カフェインの復讐
お紅茶が終わったら、お召替えだ。
メイドさんに促され、わたしは薄ピンク総レースの天蓋付きベッドを降りた。
素足を包み込む、毛足の長いピンクの絨毯だ。
(猫の背中を踏んづけたら、きっとこんな感じだろう……)
薄ピンクのネグリジェ姿で鏡台に座る。

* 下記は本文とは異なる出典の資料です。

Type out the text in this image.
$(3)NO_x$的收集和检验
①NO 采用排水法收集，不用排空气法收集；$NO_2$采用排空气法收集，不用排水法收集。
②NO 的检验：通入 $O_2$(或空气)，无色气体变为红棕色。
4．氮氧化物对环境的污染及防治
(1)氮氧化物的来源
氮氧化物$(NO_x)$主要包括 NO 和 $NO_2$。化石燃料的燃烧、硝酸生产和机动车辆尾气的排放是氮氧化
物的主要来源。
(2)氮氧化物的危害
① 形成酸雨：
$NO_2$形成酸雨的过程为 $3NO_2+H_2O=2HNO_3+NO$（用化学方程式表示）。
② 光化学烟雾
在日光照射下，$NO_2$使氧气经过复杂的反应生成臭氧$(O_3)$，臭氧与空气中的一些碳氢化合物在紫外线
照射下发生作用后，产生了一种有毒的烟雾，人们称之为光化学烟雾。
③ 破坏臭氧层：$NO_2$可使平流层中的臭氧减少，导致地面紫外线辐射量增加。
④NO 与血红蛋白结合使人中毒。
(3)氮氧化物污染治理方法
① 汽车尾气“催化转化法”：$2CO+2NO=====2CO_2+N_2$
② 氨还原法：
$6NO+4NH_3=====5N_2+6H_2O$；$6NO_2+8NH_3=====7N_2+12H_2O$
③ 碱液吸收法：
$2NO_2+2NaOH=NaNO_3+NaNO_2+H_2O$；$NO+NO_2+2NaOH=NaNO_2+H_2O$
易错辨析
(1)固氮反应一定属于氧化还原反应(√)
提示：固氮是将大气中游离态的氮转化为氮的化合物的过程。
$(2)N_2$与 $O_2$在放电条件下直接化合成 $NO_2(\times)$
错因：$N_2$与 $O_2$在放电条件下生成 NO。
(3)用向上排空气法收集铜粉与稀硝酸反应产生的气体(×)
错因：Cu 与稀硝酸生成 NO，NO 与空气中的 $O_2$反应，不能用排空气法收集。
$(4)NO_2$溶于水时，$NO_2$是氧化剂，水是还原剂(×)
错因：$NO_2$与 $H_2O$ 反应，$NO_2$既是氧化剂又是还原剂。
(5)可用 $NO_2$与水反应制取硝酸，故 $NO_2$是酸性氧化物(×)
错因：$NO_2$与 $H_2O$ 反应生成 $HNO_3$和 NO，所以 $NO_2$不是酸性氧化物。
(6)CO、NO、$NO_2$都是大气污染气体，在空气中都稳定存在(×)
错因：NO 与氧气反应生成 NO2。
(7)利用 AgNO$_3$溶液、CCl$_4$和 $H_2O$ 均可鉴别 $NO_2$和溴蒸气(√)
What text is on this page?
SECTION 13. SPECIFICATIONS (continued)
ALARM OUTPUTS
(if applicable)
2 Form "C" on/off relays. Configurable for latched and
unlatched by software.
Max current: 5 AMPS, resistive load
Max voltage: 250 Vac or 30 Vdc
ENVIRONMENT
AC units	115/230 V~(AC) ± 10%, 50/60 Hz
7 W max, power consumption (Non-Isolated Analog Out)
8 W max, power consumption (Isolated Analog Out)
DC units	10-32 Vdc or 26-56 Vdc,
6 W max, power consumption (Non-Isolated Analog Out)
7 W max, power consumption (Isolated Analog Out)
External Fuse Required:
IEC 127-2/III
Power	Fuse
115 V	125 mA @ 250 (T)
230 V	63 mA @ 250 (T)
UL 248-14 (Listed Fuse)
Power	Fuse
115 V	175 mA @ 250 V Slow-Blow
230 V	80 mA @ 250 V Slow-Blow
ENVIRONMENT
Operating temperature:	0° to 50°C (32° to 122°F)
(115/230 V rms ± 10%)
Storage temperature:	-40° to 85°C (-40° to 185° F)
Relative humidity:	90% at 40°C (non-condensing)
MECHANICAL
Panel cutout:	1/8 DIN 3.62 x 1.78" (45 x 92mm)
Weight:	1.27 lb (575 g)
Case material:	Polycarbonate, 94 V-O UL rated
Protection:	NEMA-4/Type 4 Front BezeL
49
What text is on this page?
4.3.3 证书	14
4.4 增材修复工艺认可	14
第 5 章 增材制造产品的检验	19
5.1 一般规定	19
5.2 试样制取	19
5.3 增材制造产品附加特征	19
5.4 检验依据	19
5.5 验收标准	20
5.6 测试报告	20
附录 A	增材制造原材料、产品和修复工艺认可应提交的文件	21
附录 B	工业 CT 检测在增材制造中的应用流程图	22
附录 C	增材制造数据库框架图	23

その鏡台も、これでもかという程のプリンセス仕様。
いわゆる「姫系」なコが通販で買うようなデザインだけど、お品が良いので蓮っ葉な感じはしない。
高貴さに溢れている。
姫、姫、これでもか、姫!
ところが、鏡台の白い観音開きの扉を開いたら、そこに映っているのは、姫とは程遠い、くすんだ肌をしたアラサー女が座ってやんの。
枝毛だらけの伸び放題の黒い髪の毛。
ヒキコモリニートのぐうたらな日々のせいで、たるみ切った体。
品のある姫ネグリジェが、似合わないことこの上ない。
それでもメイドさんは、髪の毛を懇切丁寧にブラッシングして、シュシュと良い匂いのスプレーをかけて、ヘアメイクしてくれるのだった。
パサパサボサボサのセミロングが、リボンとカールとシニヨンで飾りまくられて、キラキラまで――ふんだんに使われているけれど、このキラキラ多分ダイヤだ――髪の毛に付けられて、こんな髪の毛でよくぞここまでと思う位に美しくまとめ上げられた。
メイドさんは真面目な顔だ。
無表情を装っているが、髪の毛を仕上げた瞬間、勝ち誇ったような顔をした。
「どう、こんなクソ髪の毛だって、アタシの手にかかれば見た目姫になるのよ」
と、語っている――ような気がした、卑屈なわたしの目線では。
次は化粧か。
メイドさんは丸椅子を持ってきてわたしの横に座り、失礼しますプリンセスと丁寧に頭を下げた。
シュシュシュッ。
顔全体に、良い香りのする化粧水をまぶされ。
ペタペタペタッ。
これまた良い香りかつ肌馴染みの良い乳液がふんだんに塗られ。
化粧下地も丁寧に。
これまた気が遠くなるようなメイクアップタイムである。
筆やらなにやら色々使って、頬やら口やらまつげやら、いろいろと申し訳ない位に念入りだ。
(終わらんか、まだ終わらんか)
生真面目な顔の無表情メイドに顔をいじくられ、どれほど経つか。
確かにメイドさんの技術は素晴らしいのだろう。
ちらちらっと横目で鏡を見ると、あのヒキコモリニートの冴えない顔が、それなりに姫らしくなっているじゃないか。
(天才かもしれない、このひと)
現実世界なら、引っ張りだこになるほどの腕前かもしれない。
そして、メイドさんにも自覚がある。
堂々と、自信満々に。
だから、威圧的と言うか――されてるこっちが、萎縮するのだ。
やりづらい。
特に、朝、たっぷりとお紅茶を飲んだ後は。
「まだ終わりませんか」
と、恐る恐るきくと、メイドさんは無表情かつ丁寧に
「もう少しお待ちくださいませプリンセス」
と答える。真剣勝負の顔だ――黙ってろや姫のくせに、てめえは姫なんだから黙ってされるがままになっちょれや――内心の声が聞こえてきそうだ。
いや、すごく丁寧で、真剣で、申し分のないひとなんだけど。
「あの、トイレに行きたいんですが」
朝起きてカフェインを取ったら、必然的にそうなるだろう。
勇気を振り絞って言ってみたら、メイドさんは一瞬、信じられないものを見たような顔をした。
(お姫様はそもそもおしっこをしない生き物であるはずなのに、このお姫様はトイレに行きたいと仰せである。これは今までにないことである。自分はこのイレギュラーな事態に、どう対応するべきか)
というような、心の葛藤が聞こえてきそうだ。
「プリンセス、お食事の後がおトイレタイムです」
「今出ます」
出るもんは出るんだよ。
プリンセスというものは、便所に行くタイミングすらご都合主義なのか。
モーニングティーとか飲むくせに、プリンセスはトイレしないとか。
馬鹿な。
(じゃあなにかい)
尿意に耐えながら、生真面目なメイドさんの凝視を跳ね返す。
わたしはぐっと拳を握りしめ、内またである。耐えろ。垂らすな。耐えろ。
(トイレタイム以外でトイレに行きたくなったら、隠れてそのへんでしろと……)
メイドさんは慎ましく引き下がった。
わたしは鏡台の前から立ち上がると、足にからみつく面倒くさいネグリジェをたくしあげて、部屋の隅にあるバスルームに飛び込んだのだった。